A Foreign Language Student Voices Her Worries with FAMU Restructuring

The abortion protest on campus this semester boasts that the number one killer of Black babies is abortion. Enraged by this and by the graphic images of aborted babies, students at Florida A&M University did as many Rattlers of today do—absolutely nothing.

Sure, some complained, and some whined about the disturbing images. The protest did manage to spark debate in classes and amongst some circle of friends, but for the most part, no one actually did anything about it.

Much like the abortion protest group, I too feel that there is a real threat out there to Black folks, and this threat comes in the form of a mental and psychological virus called Apathy. Apathy, I believe is the number one killer of the Black American dream.

Does it dry up

Like a raisin in the sun?

Or fester like a sore—

And then run?

Does it stink like rotten meant?

Or crust and sugar over—

Like a syrupy sweet?

Apathy is a virus that was concocted in the lab of the Counter-Revolution and was given to quell the children of those who fought so hard during the Civil Rights movement by using the tactics of societal Appeasement. Appeasement gave Black people the right to vote freely but not the resources in which to vote knowledgeably. Appeasement integrated the public and private sectors but did not support the intellectual integration of Black thought and of the Black conscious into American culture and ideas. Appeasement gave Black folks their own schools but the lack of funding to properly educate its students.

Maybe it just sags

like a heavy load.

Last Thursday, the president of Florida A&M University, Dr. James H. Ammons, along with our student government president Gallop Franklin, and the Board of Trustees voted unanimously to pass a restructuring plan that the student body and the faculty had no say in. This restructuring plan stripped about 24 programs from our school and terminated 242 positions of which only 109 were on federal stimulus dollars.

The ability to major in foreign language, psychology and education, are programs that are integral to the edification and success of the African American college student. These programs are programs that ensure that Black representation in the United States as well as abroad. The fact of the matter remains that Florida A&M University produces majority of the Black educators that reside in the state of Florida.

Without educators who look like us in the classroom, what will our children subconsciously think in regards to the importance of education in the Black community?

Without Black psychologists and social workers present, who will stick up for little Jerome or Tenisha when they are assigned behavioral issues due to stereotyping in the classroom and pushed to the outer rings of society?

It goes without saying that in our global community, it is important for our citizens to be able to able to reach out beyond the territories of the United States in order to be represented and active on the global stage.

How are we then to be represented in the international community if we cannot even be represented in the classrooms of our local community?

We aren’t. Through the cutting of vital programs like these, we are not only being shut out of the classroom, we are being shut out of society and this is exactly how opposition of the Civil Rights Movement wants it to be.

Or does it explode?

The problem that we are experiencing at Florida A&M University today is due to our lack of involvement. We have kept our heads down and focused on the distractions given to us by the counter- Civil Rights Movement and the media and allowed our administration and student government to go unchecked, unreported and unaccounted for. The truth of the matter in that this university is for the students. Without the students there would be no university and the actions of our student government and administration should reflect this fact. We are the ones that give them power and they should know that we are also the ones that can take it away.

The biggest thing that the restructuring plan took away from us is our sovereignty—our sovereignty as students and our sovereignty as a university. Look around, what university do you know does not offer major degrees in foreign language? What university would even think about toughing their political science programs? Do you think this would have gone over at Florida State or the University of Florida? There is a bigger picture here that is going unaddressed and this is the issue of the State getting rid of Historically Black Colleges and Universities.

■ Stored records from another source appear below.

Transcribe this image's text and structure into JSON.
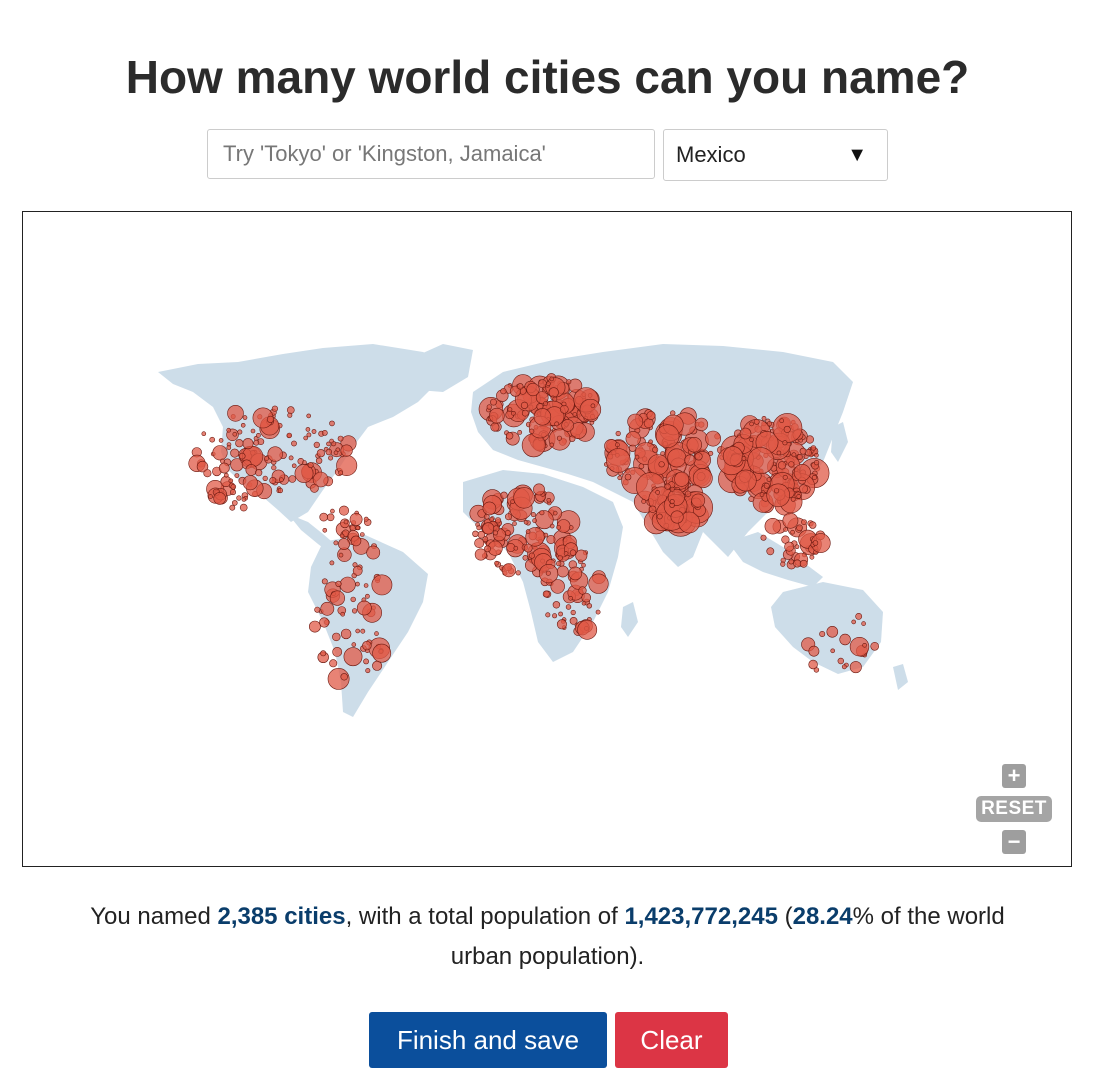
{
  "page": {
    "title": "How many world cities can you name?"
  },
  "search": {
    "placeholder": "Try 'Tokyo' or 'Kingston, Jamaica'",
    "value": ""
  },
  "country_select": {
    "selected": "Mexico",
    "caret": "▼"
  },
  "map": {
    "land_color": "#cddde9",
    "marker_color": "#e05a47",
    "marker_stroke": "#6b1a12",
    "zoom_in_label": "+",
    "reset_label": "RESET",
    "zoom_out_label": "−"
  },
  "summary": {
    "pre": "You named ",
    "cities": "2,385 cities",
    "mid": ", with a total population of ",
    "population": "1,423,772,245",
    "open_paren": " (",
    "percent": "28.24",
    "post": "% of the world",
    "line2": "urban population)."
  },
  "actions": {
    "finish_label": "Finish and save",
    "clear_label": "Clear"
  },
  "colors": {
    "accent_text": "#0a3d6b",
    "primary_button": "#0b4f9c",
    "danger_button": "#dc3545"
  }
}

The privatization of HBCU’s in the state of Florida has already begun through the cutting of federal funds to Bethune-Cookman and Florida Memorial University in Miami Gardens. Florida A&M University remains as the only public HBCU left in Florida and is also the largest land grant in the state of Florida—which is something to think about saying that we have already given land to Florida State University and now through the cutting of programs like foreign language, education and psychology, we are giving our students to them as well. With all this giving to Florida State University we might as well give them our school— an action that some say has been in the making since, well, since the beginning of Florida Agricultural and Mechanical University.

We cannot allow for our school to be taken over by powers that do not have our best interests at heart. We can no longer allow for them to go unchecked, unreported and unaccounted for. We can no longer sit back and allow Apathy to take over. As the great Dr. Cornel West has said before “Who wants to be well-adjusted to injustice? What kind of human being do you want to be?” The Golden-Era of the Middle Class is ending, if you want to preserve what is left of the achievements made by the Civil Rights movement, you need to get involved, ask questions, demand answers and continue the fight for proper Black education in America.